The Centre for Better Living reports 10 million people in England are classed as living in conditions that may create or worsen health conditions and reduce their quality of life.
Over 10 million people have been now displaced by conflicts in Sudan, nine million inside the country, according to figures from the International Organisation for Migration (IOM).
During the fires in Los Angeles in January 2025, a mistaken evacuation alert was sent to nearly 10 million, causing panic in Los Angeles county.
‘10 Million People’ is a song by British recording artist Example, released by Epic Records in 2014. The song was written and produced by Example, Fraser T Smith and Alf Bamford.
Example has said that ‘10 Million People’ was written ‘after watching a documentary on early ’90s rave culture. I found this video online where they were interviewing people at an illegal rave. The guy with the microphone said to one of the revellers, ‘Surely this whole rave thing is just a fad’. And the raver replied, ‘Well 10 million people can’t be wrong’.’
Well, of course they can be wrong.
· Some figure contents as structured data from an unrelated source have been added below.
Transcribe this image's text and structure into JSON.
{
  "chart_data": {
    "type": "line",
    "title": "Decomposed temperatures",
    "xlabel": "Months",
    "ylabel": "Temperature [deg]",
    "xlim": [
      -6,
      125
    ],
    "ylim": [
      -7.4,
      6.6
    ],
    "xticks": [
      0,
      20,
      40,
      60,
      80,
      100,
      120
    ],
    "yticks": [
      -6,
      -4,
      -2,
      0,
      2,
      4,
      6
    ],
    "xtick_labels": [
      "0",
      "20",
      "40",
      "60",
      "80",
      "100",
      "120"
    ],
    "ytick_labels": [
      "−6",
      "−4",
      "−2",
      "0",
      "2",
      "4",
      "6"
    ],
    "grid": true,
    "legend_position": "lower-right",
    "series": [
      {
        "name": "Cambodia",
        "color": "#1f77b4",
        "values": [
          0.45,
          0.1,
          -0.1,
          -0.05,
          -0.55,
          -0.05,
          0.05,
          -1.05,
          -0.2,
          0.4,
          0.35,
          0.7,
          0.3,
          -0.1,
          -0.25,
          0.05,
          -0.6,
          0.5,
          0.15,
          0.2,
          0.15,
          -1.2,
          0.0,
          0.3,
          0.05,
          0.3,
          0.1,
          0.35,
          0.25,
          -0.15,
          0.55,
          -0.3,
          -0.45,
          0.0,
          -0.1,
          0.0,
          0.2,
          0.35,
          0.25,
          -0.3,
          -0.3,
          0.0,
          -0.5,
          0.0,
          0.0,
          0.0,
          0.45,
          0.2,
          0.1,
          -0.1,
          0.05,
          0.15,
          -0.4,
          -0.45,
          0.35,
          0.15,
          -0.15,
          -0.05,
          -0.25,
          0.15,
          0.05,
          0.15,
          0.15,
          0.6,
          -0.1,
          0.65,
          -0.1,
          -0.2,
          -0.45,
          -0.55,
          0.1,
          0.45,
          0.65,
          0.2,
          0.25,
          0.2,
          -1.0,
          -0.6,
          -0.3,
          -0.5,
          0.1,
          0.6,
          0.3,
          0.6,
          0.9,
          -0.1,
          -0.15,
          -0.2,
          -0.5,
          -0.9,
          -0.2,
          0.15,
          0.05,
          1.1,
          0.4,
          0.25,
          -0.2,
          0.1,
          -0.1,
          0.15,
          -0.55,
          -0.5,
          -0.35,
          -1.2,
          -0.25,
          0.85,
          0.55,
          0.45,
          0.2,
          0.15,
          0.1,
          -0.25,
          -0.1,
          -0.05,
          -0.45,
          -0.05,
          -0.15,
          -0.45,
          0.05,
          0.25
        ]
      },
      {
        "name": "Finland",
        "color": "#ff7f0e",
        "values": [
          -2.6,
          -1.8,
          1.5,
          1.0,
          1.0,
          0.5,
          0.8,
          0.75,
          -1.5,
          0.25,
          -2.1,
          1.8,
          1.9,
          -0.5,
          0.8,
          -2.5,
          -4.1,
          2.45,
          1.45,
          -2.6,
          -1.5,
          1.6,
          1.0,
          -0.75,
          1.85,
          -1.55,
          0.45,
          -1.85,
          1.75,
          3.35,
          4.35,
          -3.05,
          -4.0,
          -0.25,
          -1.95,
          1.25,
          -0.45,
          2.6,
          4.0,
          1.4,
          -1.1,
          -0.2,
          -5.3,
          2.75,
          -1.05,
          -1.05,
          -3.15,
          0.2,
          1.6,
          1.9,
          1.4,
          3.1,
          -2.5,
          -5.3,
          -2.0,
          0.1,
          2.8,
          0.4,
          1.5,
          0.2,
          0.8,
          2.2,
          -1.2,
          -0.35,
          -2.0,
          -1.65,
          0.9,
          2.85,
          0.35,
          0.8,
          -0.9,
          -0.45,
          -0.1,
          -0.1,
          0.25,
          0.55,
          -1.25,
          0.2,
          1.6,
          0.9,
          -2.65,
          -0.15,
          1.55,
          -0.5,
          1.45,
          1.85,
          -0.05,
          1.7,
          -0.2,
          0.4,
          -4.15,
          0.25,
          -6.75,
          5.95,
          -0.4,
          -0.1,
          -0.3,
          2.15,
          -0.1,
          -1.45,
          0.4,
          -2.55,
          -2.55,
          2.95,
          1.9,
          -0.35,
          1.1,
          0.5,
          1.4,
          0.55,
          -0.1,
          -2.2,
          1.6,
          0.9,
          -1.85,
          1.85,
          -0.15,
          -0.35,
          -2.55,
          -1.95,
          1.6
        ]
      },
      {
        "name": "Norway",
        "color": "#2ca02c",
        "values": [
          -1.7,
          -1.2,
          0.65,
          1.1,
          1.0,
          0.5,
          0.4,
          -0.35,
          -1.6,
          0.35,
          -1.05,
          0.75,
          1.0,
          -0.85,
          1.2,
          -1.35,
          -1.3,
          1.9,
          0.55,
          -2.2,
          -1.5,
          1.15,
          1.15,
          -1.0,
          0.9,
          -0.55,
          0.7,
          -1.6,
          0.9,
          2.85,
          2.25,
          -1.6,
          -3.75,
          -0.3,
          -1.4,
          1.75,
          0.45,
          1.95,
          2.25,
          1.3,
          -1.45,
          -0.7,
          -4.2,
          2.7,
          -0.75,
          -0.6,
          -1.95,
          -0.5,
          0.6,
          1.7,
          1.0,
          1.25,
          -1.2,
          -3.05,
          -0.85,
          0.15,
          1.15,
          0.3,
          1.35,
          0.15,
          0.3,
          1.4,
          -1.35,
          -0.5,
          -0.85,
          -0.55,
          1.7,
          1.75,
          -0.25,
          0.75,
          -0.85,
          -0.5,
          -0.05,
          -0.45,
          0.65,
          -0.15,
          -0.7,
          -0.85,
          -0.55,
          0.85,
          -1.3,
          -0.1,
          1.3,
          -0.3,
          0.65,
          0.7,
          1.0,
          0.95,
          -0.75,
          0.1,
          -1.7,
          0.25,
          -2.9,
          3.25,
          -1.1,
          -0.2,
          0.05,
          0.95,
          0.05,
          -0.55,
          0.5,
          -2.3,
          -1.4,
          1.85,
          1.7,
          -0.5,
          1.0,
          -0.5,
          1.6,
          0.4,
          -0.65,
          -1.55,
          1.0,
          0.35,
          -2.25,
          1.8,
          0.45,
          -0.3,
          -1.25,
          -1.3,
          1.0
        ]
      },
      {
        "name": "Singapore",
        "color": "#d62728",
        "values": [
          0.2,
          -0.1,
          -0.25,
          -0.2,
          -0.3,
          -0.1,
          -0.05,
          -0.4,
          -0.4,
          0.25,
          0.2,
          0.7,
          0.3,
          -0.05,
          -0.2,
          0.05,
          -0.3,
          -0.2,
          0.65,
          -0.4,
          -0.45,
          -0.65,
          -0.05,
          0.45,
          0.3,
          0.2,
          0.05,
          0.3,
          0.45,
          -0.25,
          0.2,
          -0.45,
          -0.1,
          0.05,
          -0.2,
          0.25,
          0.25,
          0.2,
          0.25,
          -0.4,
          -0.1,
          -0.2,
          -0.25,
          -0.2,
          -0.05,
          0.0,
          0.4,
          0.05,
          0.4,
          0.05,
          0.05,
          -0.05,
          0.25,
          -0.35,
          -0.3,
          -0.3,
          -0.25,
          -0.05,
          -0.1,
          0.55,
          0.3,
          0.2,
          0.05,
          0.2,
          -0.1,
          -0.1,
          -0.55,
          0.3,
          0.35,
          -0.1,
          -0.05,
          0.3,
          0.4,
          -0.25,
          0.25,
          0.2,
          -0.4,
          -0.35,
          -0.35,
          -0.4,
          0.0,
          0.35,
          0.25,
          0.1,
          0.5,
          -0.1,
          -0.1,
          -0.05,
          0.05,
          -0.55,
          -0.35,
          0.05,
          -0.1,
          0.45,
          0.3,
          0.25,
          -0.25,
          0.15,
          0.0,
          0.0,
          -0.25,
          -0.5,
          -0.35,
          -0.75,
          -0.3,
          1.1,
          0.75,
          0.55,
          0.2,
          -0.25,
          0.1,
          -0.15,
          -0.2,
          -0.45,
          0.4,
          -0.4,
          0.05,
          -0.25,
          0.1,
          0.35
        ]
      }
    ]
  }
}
Think of the additional 10 million people who voted for Trump this time round than in 2016. After Trump completely mishandled a national pandemic, spewed out daily lies on Twitter and caged children, 10 million new voters opted to vote for the convict.
During the US election campaign last August, there were rumours that the Egyptian regime had donated $10 million in cash to Trump’s 2016 campaign. Could $10 million dollars buy 10 million votes? A dollar a vote? Surely not.
It just goes to show that, yes, 10 million people can be wrong.
Still, I am still very grateful to all 10 million readers and viewers of this blog to date.
Ten million people live in Greece, and Greek is spoken by 10 million people (Photograph: Patrick Comerford)
Updated: 13 January 2025, with total figures for 12 January 2025.